Reading the Collections, Week 9: Cartes de Visite
“The past is a foreign country: they do things differently there”.
So, famously, begins The go-between by L.P. Hartley. I was a visitor to that foreign country recently; my passport, the cartes de visite of Special Collections, and my guide, Rachel Nordstrom, who is our Photographic Research and Preservation Officer.
Just what are cartes de visite? As William Darrah describes, they are photographs pasted onto small cards, about the size of the visiting cards so familiar to readers of fiction from the Regency to the Edwardian period. Visiting cards were an essential for polite society, to smooth or even to snub the social path, as Catherine experiences when she visits Miss Tilney in Northanger Abbey. Cartes de visite, however, were to become practically omnipresent, aspired to – and accessible by – rich and poor alike.

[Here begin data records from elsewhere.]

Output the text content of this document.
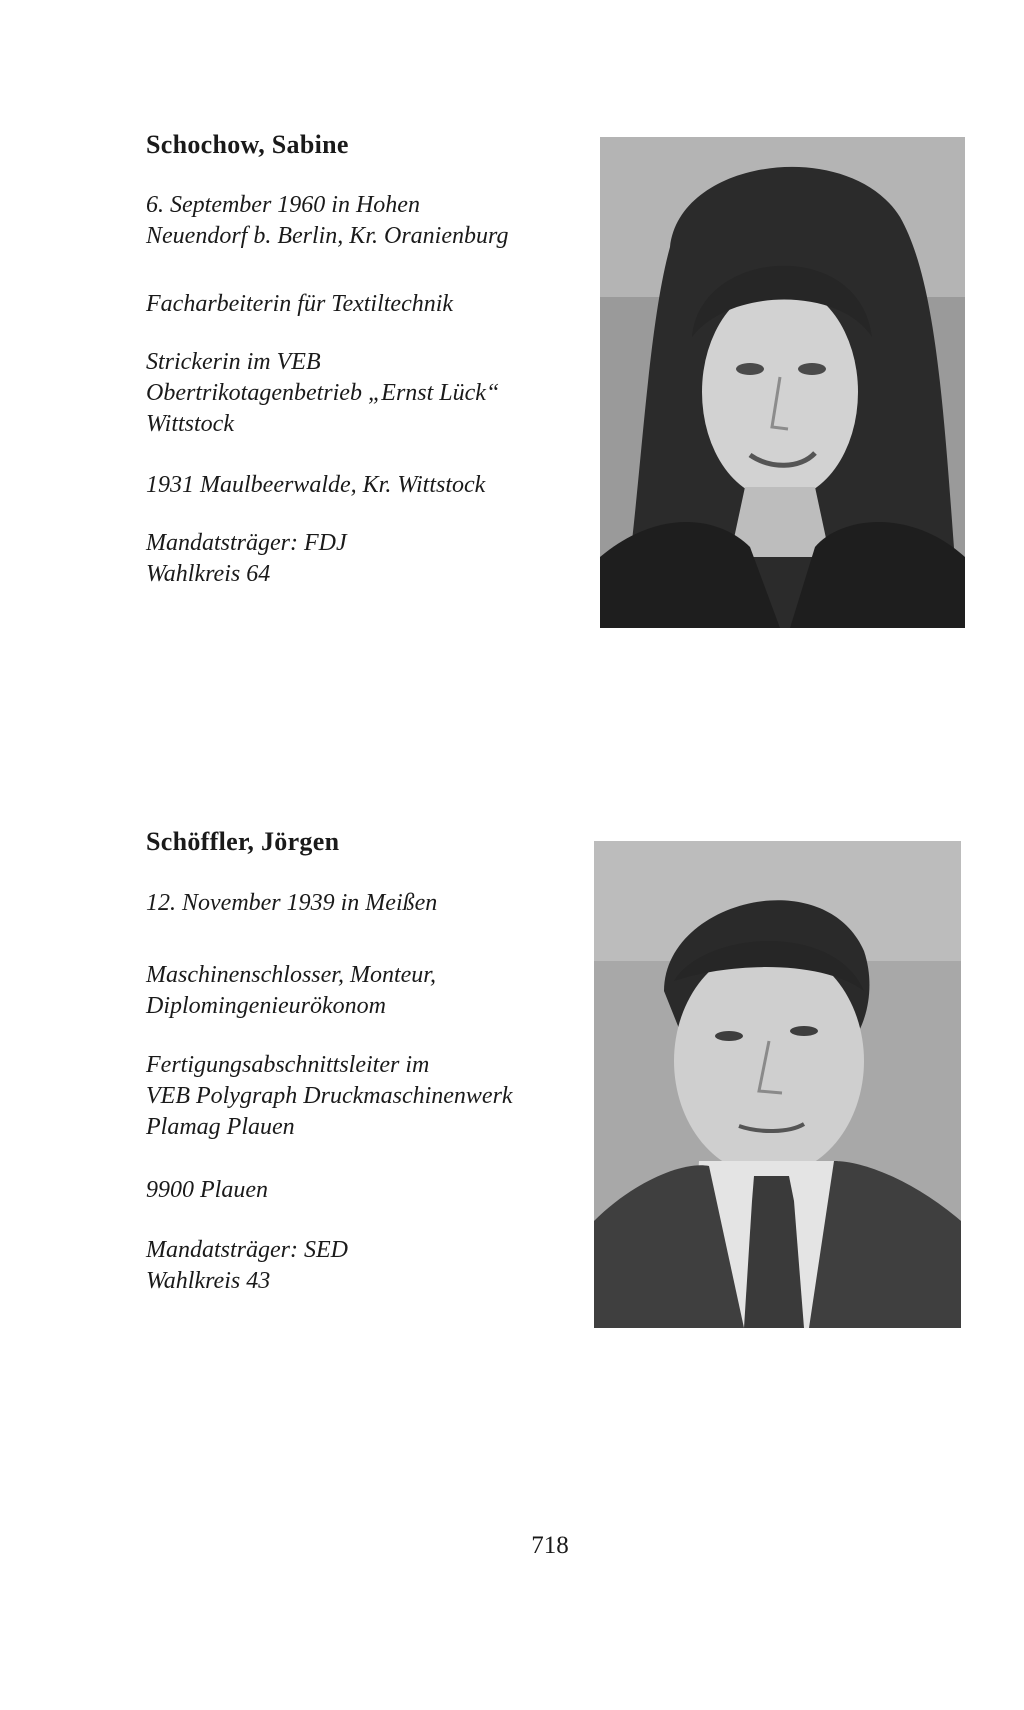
Schochow, Sabine

6. September 1960 in Hohen
Neuendorf b. Berlin, Kr. Oranienburg

Facharbeiterin für Textiltechnik

Strickerin im VEB
Obertrikotagenbetrieb „Ernst Lück“
Wittstock

1931 Maulbeerwalde, Kr. Wittstock

Mandatsträger: FDJ
Wahlkreis 64

Schöffler, Jörgen

12. November 1939 in Meißen

Maschinenschlosser, Monteur,
Diplomingenieurökonom

Fertigungsabschnittsleiter im
VEB Polygraph Druckmaschinenwerk
Plamag Plauen

9900 Plauen

Mandatsträger: SED
Wahlkreis 43

718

As soon as technological advances allowed the production of multiple images at an affordable price, the taking, buying and sharing of cartes de visite took off to such an extent that it has been called ‘cartomania’. In the second half of the 19th century studios proliferated. Orphan Sally Lockhart in London, in The Ruby in the Smoke, recognises the huge potential of the market for photographs as a source of income. In America, the Civil War was providing another impetus. Images, and their taking, had now been democratised.
The small size of the cartes, and the production not just of family portraits but of celebrity images and landscapes, meant that they lent themselves very much to collecting. Albums were produced to store and display them. When I visited Special Collections, Rachel showed me several of these albums. I was particularly interested in the cartes de visite from the Hay Fleming Collection as many of them are from local St Andrews photographers.
As Leo Colson ultimately discovers in The go-between, they may do things differently in that foreign country, but human nature remains very much the same. Most of us will carefully consider how our facebook profile pictures appear. Echoing the small format of the cartes, facebook profiles allow us to control the image we present to the world – to put our best face forward. This young woman has done just that, and her portrait is one of the most charming in Hay Fleming’s collection.
How we present ourselves was as important then as it is now. We have always recognised that clothes make the man. Dapper never goes out of style.
Today we may like to share photographs of ourselves in home or holiday situations. With props and backdrops, the background too could be controlled for cartes de visite. This image was taken in an Australian studio, but the vista is of an elegant Italianate garden.
Just like today (and just as we do on social media), images of family and friends were shared and collected. This is the young David Hay Fleming himself with his wife.
Also like today, the quality of images could vary widely. Nowadays we can all take photographs and share them instantly online, with little technical ability needed. Not all of us can have a good eye, however, and equally, the talents of many photographers rushing to take advantage of the demand for cartes were pedestrian rather than artistic. Specific flaws from printing or indeed perceived flaws in the subject’s appearance could, however, be retouched. Rachel explained to me that evidence of retouching can now often be seen as spots on an image because they have not faded along with the original print, as in this portrait below of a woman with a baby. Today, we have access to Photoshop but retouching with this can also be detected (sometimes amusingly) if used unwisely!
So many cartes de visite were produced that examples can be purchased easily and cheaply today. A simple search on eBay comes up with thousands. It’s fascinating detective work to try to date them, not only from the clothes being worn, but as Rachel also explained from the style of the card itself. Pink and grey card enjoyed a vogue at different times, as did the props used, the size and thickness of the cards and the style of any borders. Photographers’ details, printed on the back of the card, became fuller in content and more elaborate in style as the century progressed.
With these sometimes prosaic images any of us can gaze across nearly two centuries into the past, directly into the faces of our ancestors, familiar in all their human interests, frailties and emotions. It may be that they do things differently in the past, but cartes de visite show that, as has often been observed,
“Plus ça change, plus c’est la même chose”.